Placée dans une résidence anglophone à 97 ans

Dans le nord de l’Ontario, une dame prend soin au quotidien de sa belle-mère de 97 ans. Elle fait des démarches pour obtenir des services et des soins de base à domicile. Malgré les suivis, on envoie à plusieurs reprises du personnel anglophone. Selon la plaignante, la direction aurait même dit à son employé de ne pas s’en faire. Si la dame ne parle pas anglais, il n’a qu’à faire des charades avec elle ! On lui a offert une place dans un foyer francophone, mais à l’extérieur de la ville.

Entre-temps, la dame de 97 ans s’est fracturé une hanche. Elle s’est retrouvée dans une résidence où on ne parle qu’anglais.


Même les avocats

Alors qu’on s’inquiète souvent de l’accès à la justice en français, même les avocats rencontrent des embûches. « J’avais deux examens à passer pour être admis au Barreau. On m’a envoyé de la documentation en français. Sauf que les documents étaient truffés d’erreurs de traduction et de grammaire. Ils étaient de mauvaise qualité. Lors de mes examens [en français], certaines questions étaient difficiles à comprendre pour les mêmes raisons. On dirait que cet organisme qui promeut les droits bâcle les droits. On dirait que, pour eux, les vraies affaires se passent en anglais. Ils se disent que nous finirons bien par aller lire la version anglaise pour comprendre. »

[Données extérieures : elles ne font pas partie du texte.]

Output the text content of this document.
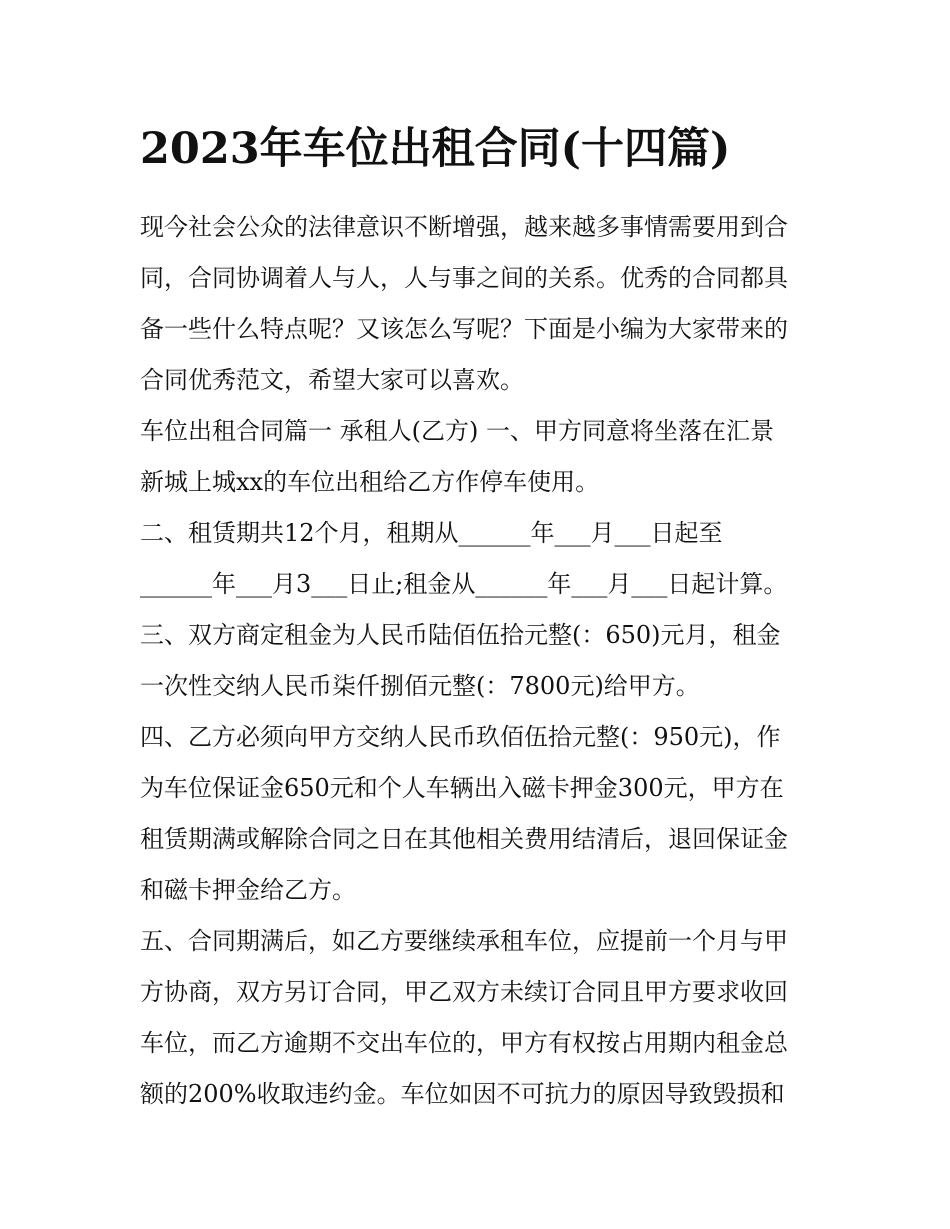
2023年车位出租合同(十四篇)
现今社会公众的法律意识不断增强，越来越多事情需要用到合
同，合同协调着人与人，人与事之间的关系。优秀的合同都具
备一些什么特点呢？又该怎么写呢？下面是小编为大家带来的
合同优秀范文，希望大家可以喜欢。
车位出租合同篇一 承租人(乙方) 一、甲方同意将坐落在汇景
新城上城xx的车位出租给乙方作停车使用。
二、租赁期共12个月，租期从______年___月___日起至
______年___月3___日止;租金从______年___月___日起计算。
三、双方商定租金为人民币陆佰伍拾元整(：650)元月，租金
一次性交纳人民币柒仟捌佰元整(：7800元)给甲方。
四、乙方必须向甲方交纳人民币玖佰伍拾元整(：950元)，作
为车位保证金650元和个人车辆出入磁卡押金300元，甲方在
租赁期满或解除合同之日在其他相关费用结清后，退回保证金
和磁卡押金给乙方。
五、合同期满后，如乙方要继续承租车位，应提前一个月与甲
方协商，双方另订合同，甲乙双方未续订合同且甲方要求收回
车位，而乙方逾期不交出车位的，甲方有权按占用期内租金总
额的200%收取违约金。车位如因不可抗力的原因导致毁损和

Accès difficile à l’école française

Comme des centaines d’adolescentes de Toronto, les trois filles de Lianne ont eu à choisir entre conserver leur langue maternelle et poursuivre leurs études à une distance raisonnable de leur maison. Son aînée a fait son secondaire en français, mais elle a eu à traverser la ville de Toronto matin et soir pour se rendre à son école dépourvue de cafétéria et de cour de récréation. « Une école où, véritablement, les anglophones n’étudieraient pas », selon elle. La plus jeune a choisi l’école de langue anglaise du quartier, dotée de bien meilleures installations. Elle « a honte » de parler le français, soutient sa mère. « Ça me brise le cœur. »


Descente aux enfers d’une mère de famille

Julie découvre que son mari agresse sexuellement son fils. À la Société de l’aide à l’enfance (la DPJ ontarienne), on la met en contact avec une employée dont le français est incompréhensible. Elle se tourne aussi vers la police. Là encore, les employés chargés de s’occu­per d’elle et de son fils ne parlent qu’anglais, malgré ses demandes.

« Finalement, le jour de l’audience en cour arrive. L’avocat de l’aide à l’enfance ne parle que l’anglais. La travailleuse sociale aussi. Au moins, le juge parle français. Comme on me le recommande, je me trouve une avocate bilingue. Ce sera plus facile de procéder en anglais, selon elle. J’abdique et je choisis mes batailles : celle d’assurer la sécurité de mon fils, et non celle de ma langue ».